All languages use tree-sitter for AST-based analysis. Files larger than 1 MB are skipped. Test directories (testdata, __pycache__, target) and vendored code (vendor, node_modules) are excluded.

Go

Capability Details
Import syntaxes import "pkg", import alias "pkg", grouped imports
Blank imports import _ "pkg" — detected, marked as side-effect (no call site tracking)
Dot imports import . "pkg" — detected, marked as uncountable (symbols callable without prefix)
Call sites Selector expressions (pkg.Func), qualified types (pkg.Type)
Ecosystem features Go tool directives (go.mod tool, Go 1.24+) excluded from unused detection
Import path handling Strips major version suffixes (/v2), gopkg.in version suffixes (.v3), hyphenated package aliases (go-loser -> loser, geoip2-golang -> geoip2)
Limitations Dot-imported symbols cannot be attributed to a specific dependency

Python

Capability Details
Import syntaxes import mod, import mod as alias, from mod import name, from mod import *
Wildcard imports from x import * — detected, marked as uncountable
Type-checking imports if TYPE_CHECKING: blocks — skipped entirely (no runtime coupling)
Try/except imports try: import x except ImportError: — marked as feature-detection (blank import)
Call sites obj.attr, bare function calls, decorator usage (@fixture)
Ecosystem features Wheel-based import resolution (Phase 2.5 fallback): downloads smallest wheel to extract actual import names when heuristic paths match nothing. Strips common prefixes (python-, py-) from distribution names.
Limitations Wildcard-imported names cannot be attributed. Type-checking blocks fully ignored.

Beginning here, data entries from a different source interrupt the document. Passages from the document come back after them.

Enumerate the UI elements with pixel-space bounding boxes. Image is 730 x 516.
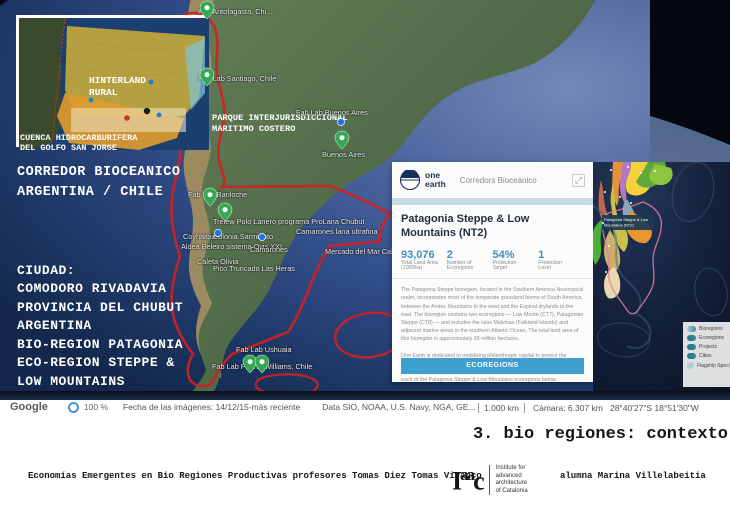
svg-text:Patagonia Steppe & Low: Patagonia Steppe & Low bbox=[604, 217, 648, 222]
svg-text:Mountains (NT2): Mountains (NT2) bbox=[604, 223, 634, 228]
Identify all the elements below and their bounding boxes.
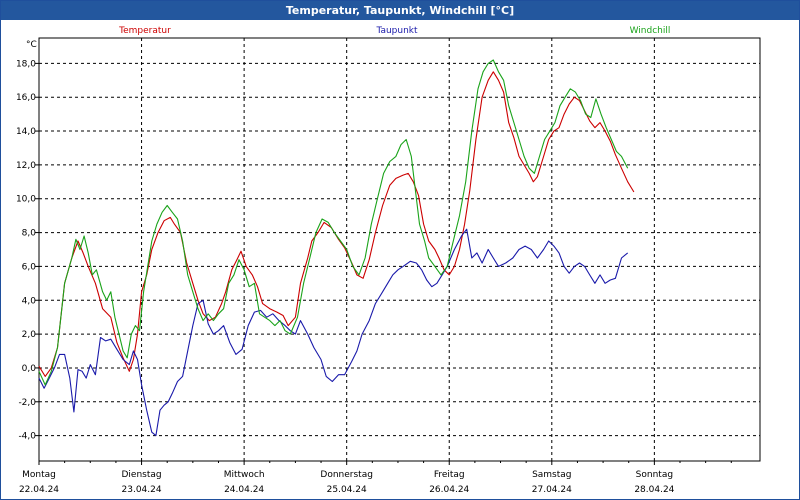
y-tick-label: 14,0 bbox=[16, 127, 36, 137]
y-tick-label: 4,0 bbox=[22, 296, 37, 306]
x-axis: Montag 22.04.24 Dienstag 23.04.24 Mittwoch 24… bbox=[19, 461, 732, 495]
legend-temperatur: Temperatur bbox=[118, 26, 171, 36]
y-tick-label: -4,0 bbox=[18, 432, 36, 442]
series-line-temperatur bbox=[38, 71, 635, 377]
x-tick-date: 27.04.24 bbox=[532, 485, 572, 495]
x-tick-date: 26.04.24 bbox=[429, 485, 469, 495]
y-tick-label: 0,0 bbox=[22, 364, 37, 374]
y-tick-label: -2,0 bbox=[18, 398, 36, 408]
x-tick-date: 23.04.24 bbox=[122, 485, 162, 495]
series-line-windchill bbox=[38, 59, 629, 386]
y-tick-label: 18,0 bbox=[16, 59, 36, 69]
x-tick-day: Freitag bbox=[434, 470, 465, 480]
grid-lines bbox=[39, 38, 760, 461]
legend-windchill: Windchill bbox=[630, 26, 671, 36]
y-axis: 18,0 16,0 14,0 12,0 10,0 8,0 6,0 4,0 2,0 0,0 -2,0 -… bbox=[16, 59, 39, 442]
plot-area bbox=[38, 37, 761, 462]
series-line-taupunkt bbox=[38, 228, 629, 437]
series-lines bbox=[38, 59, 635, 437]
legend: Temperatur Taupunkt Windchill bbox=[118, 26, 670, 36]
x-tick-day: Donnerstag bbox=[320, 470, 373, 480]
x-tick-date: 28.04.24 bbox=[634, 485, 674, 495]
window-title: Temperatur, Taupunkt, Windchill [°C] bbox=[1, 1, 799, 20]
x-tick-day: Mittwoch bbox=[224, 470, 265, 480]
x-tick-date: 25.04.24 bbox=[327, 485, 367, 495]
y-tick-label: 10,0 bbox=[16, 195, 36, 205]
legend-taupunkt: Taupunkt bbox=[375, 26, 418, 36]
x-tick-day: Dienstag bbox=[121, 470, 161, 480]
y-tick-label: 8,0 bbox=[22, 229, 37, 239]
x-tick-day: Montag bbox=[22, 470, 56, 480]
y-tick-label: 6,0 bbox=[22, 262, 37, 272]
x-tick-day: Samstag bbox=[532, 470, 571, 480]
y-tick-label: 12,0 bbox=[16, 161, 36, 171]
y-tick-label: 2,0 bbox=[22, 330, 37, 340]
y-tick-label: 16,0 bbox=[16, 93, 36, 103]
y-axis-label: °C bbox=[26, 40, 37, 50]
x-tick-date: 22.04.24 bbox=[19, 485, 59, 495]
x-tick-day: Sonntag bbox=[636, 470, 673, 480]
x-tick-date: 24.04.24 bbox=[224, 485, 264, 495]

JavaScript / TypeScript / TSX

Capability Details
Import syntaxes ESM (import, import { }, import * as), CommonJS (require()), dynamic import(), re-exports (export { } from, export * from)
Side-effect imports import 'pkg', bare require('x') — marked as blank import
Type-only imports TypeScript import type { } — skipped (no runtime coupling)
Call sites Member expressions (obj.method), bare calls, constructors (new Foo), computed properties, JSX elements (<Component />), constant-only patterns
Framework detection Angular: decorator array identifiers (@NgModule, @Component imports/declarations). Vue: defineComponent({ components: {} }) shorthand properties.
CJS destructuring const { X } = require('pkg') — each destructured name tracked as alias
Limitations Dynamic import bindings not tracked through await/.then(). JSX patterns only for .js/.jsx/.tsx (not .ts). Bare identifier matching may false-positive on shadowed locals.

Java

Capability Details
Import syntaxes import com.example.Class, import static com.example.Class.method, import com.example.*
Wildcard imports import pkg.*, import static pkg.* — detected, marked as uncountable
Static imports Last component registered as bare alias (assertEquals from import static org.junit.Assert.assertEquals)
Call sites Method invocations, constructors (incl. generics new Foo<T>()), annotations, inheritance (extends/implements), type declarations, instanceof/casts, method references (Foo::bar), field access
Ecosystem features Maven package overrides (~40 entries): maps groupId/artifactId to actual Java packages where they differ (Guava, Jackson, commons-*, Spring Boot starters). Runtime whitelist: JDBC drivers, logging backends, WebJars marked as ScopeRuntime. Spring Boot starter heuristics: derives package prefix from starter suffix.
Limitations Reflection (Class.forName(var)), ServiceLoader, and Spring Boot autoconfiguration are fundamentally undetectable by static analysis. CycloneDX scope field not yet used (#303). See ADR-0015.